Add to this the fact that the state's attitude is bordering on thuggishness. In Ramdev's case, the state used its machinery to go after the movement, after the fact. Congress spokespersons have been articulating veiled threats of this kind at movements that oppose the government. This threat is being circulated in a wide range of cases, including Jagan Reddy in Andhra Pradesh. And the Congress is no longer disguising the fact that it will use its state power to discredit any movement it finds inconvenient. Whatever the excesses of the Anna movement, the aggression of the Congress party is a matter of worry: the way it holds out threats, uses innuendo, concocts any argument that suits it. The need of the hour is some statesmanship, not bullies fighting to the finish. Whether or not the charges it pursues are plausible has become moot. The state's timing and selectivity in doing so is only compromising its credibility. Make no mistake about it: the Congress will use any state power it can to protect itself and intimidate opponents. This issue will require vigilant social action.
The Anna Hazare movement meanwhile continues to propagate the tyranny of virtue. It has elided the distinction between protest and fast-unto-death. The former is legitimate. The latter is blackmail. Second, it has elided the fact that this is not just a contest between two players, the state and the knights in shining armour of the movement. There are many other actors in civil society who disagree with their institutional proposals. By threatening a fast-unto-death, they are violating two norms of democratic society. First, they are not acknowledging that there can be legitimate differences in a democracy. And to insist that only one proposal is correct is to slight not the state but other citizens. Second, they are violating the norms of reciprocity. Their sense of virtue cannot entitle them to deny that other citizens are also making good-faith arguments to better our democracy. And in the case of a disagreement, we have to resort to the only adjudicative mechanism we have agreed on: our representative democracy.
The movement should learn from its own success so far. The significance of actors in a democracy is always complex. Often movements achieve good despite themselves; and often they produce more destruction despite noble intentions. The Hazare movement has done both. The aims of the movement embodied in the Lokpal bill are ridiculous. But it has to be acknowledged that it galvanised a consciousness on the issue of corruption. Social pressure is important. The movement should also recognise that various other institutions of the state, from the opposition to independent bodies, have, albeit imperfectly, swung into action. The game is beginning to change. But it should not destroy its own historical achievement by being unreasonable on the methods of protest, or the choice of institutions it supports.
There is also a danger that the moral climate being created by Manichean worldviews of good versus evil will ill serve the cause of justice. It is already becoming apparent that even other institutions like the court are succumbing to this view. The court's attitude on the denial of bail to the 2G accused at various levels has less the imprimatur of the rule of law. It seems to be borne out of a fear that its legitimacy will be immediately questioned in this atmosphere that recognises no shades of gray, no fine distinctions, no patience with forms.
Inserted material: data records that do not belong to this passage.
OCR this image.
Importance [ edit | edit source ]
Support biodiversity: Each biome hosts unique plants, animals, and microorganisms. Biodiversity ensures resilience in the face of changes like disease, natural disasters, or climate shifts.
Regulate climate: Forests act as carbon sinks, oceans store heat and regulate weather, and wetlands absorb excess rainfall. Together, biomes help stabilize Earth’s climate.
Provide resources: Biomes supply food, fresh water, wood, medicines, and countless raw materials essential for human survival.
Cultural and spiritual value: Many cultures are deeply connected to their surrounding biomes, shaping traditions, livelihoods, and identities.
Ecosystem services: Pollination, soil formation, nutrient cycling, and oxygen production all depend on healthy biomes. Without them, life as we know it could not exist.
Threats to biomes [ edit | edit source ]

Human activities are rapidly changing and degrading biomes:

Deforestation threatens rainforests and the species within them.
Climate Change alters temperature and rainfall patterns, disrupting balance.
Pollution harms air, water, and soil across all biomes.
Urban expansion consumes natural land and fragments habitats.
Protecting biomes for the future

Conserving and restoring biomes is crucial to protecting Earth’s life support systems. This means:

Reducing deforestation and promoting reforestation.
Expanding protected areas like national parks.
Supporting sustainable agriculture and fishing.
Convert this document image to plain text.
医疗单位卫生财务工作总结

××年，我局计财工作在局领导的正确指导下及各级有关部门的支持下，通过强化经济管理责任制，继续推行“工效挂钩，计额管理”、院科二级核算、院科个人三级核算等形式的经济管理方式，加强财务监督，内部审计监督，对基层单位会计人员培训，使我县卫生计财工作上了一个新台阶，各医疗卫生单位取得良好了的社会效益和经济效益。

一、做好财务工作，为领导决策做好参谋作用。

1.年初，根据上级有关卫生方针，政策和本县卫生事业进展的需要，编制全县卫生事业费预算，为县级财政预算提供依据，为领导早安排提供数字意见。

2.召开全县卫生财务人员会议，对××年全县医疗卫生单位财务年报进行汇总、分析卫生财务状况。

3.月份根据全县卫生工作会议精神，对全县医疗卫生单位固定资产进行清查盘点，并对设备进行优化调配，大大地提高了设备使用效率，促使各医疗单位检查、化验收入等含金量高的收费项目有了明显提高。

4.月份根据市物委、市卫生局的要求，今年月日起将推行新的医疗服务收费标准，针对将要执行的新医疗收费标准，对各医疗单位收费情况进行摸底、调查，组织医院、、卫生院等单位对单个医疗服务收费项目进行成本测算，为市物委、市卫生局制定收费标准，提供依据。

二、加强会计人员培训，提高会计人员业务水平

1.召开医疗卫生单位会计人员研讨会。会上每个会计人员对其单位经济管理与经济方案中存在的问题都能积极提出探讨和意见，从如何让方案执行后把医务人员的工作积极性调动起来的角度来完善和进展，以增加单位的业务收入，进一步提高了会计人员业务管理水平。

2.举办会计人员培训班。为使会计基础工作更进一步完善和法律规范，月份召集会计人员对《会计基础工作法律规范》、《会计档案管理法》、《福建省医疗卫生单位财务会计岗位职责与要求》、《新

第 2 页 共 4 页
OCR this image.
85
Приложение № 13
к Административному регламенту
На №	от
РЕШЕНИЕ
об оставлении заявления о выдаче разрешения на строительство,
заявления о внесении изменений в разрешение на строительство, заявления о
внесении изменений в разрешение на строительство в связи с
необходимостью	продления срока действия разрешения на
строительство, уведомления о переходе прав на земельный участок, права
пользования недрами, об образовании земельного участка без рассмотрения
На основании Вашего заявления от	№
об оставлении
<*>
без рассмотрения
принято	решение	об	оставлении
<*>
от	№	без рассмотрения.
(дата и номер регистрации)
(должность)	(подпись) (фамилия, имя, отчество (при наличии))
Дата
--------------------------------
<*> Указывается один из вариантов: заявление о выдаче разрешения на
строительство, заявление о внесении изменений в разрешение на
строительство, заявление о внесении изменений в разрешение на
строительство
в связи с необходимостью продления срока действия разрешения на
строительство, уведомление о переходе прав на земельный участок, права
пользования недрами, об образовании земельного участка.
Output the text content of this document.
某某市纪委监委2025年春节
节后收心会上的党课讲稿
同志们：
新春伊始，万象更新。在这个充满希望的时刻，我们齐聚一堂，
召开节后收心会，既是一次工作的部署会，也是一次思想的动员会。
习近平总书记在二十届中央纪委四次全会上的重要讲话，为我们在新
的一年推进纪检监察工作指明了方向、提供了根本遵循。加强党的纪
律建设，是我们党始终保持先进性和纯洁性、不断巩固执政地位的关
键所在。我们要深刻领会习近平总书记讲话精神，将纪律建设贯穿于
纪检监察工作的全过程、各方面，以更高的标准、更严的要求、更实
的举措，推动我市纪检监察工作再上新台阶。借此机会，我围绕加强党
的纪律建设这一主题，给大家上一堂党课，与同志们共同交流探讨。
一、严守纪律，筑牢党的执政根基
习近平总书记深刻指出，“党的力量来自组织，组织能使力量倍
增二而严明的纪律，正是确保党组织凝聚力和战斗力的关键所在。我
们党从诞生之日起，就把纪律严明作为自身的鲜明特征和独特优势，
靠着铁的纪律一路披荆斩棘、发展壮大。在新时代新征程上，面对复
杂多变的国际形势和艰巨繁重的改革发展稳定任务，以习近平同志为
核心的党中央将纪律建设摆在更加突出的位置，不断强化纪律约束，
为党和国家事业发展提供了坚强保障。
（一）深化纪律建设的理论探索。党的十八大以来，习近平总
Civil society should not contribute to this frenzy, lest it itself become the victim.
One hopes that the continuing farce will not end in tragedy. All actors in the current system, whether it is the executive, courts, independent agencies or civil society, will serve society better by discharging their proper roles, not by extending their power on any pretext. We need a fine balance, not an insolent civil society or a tyrannical state.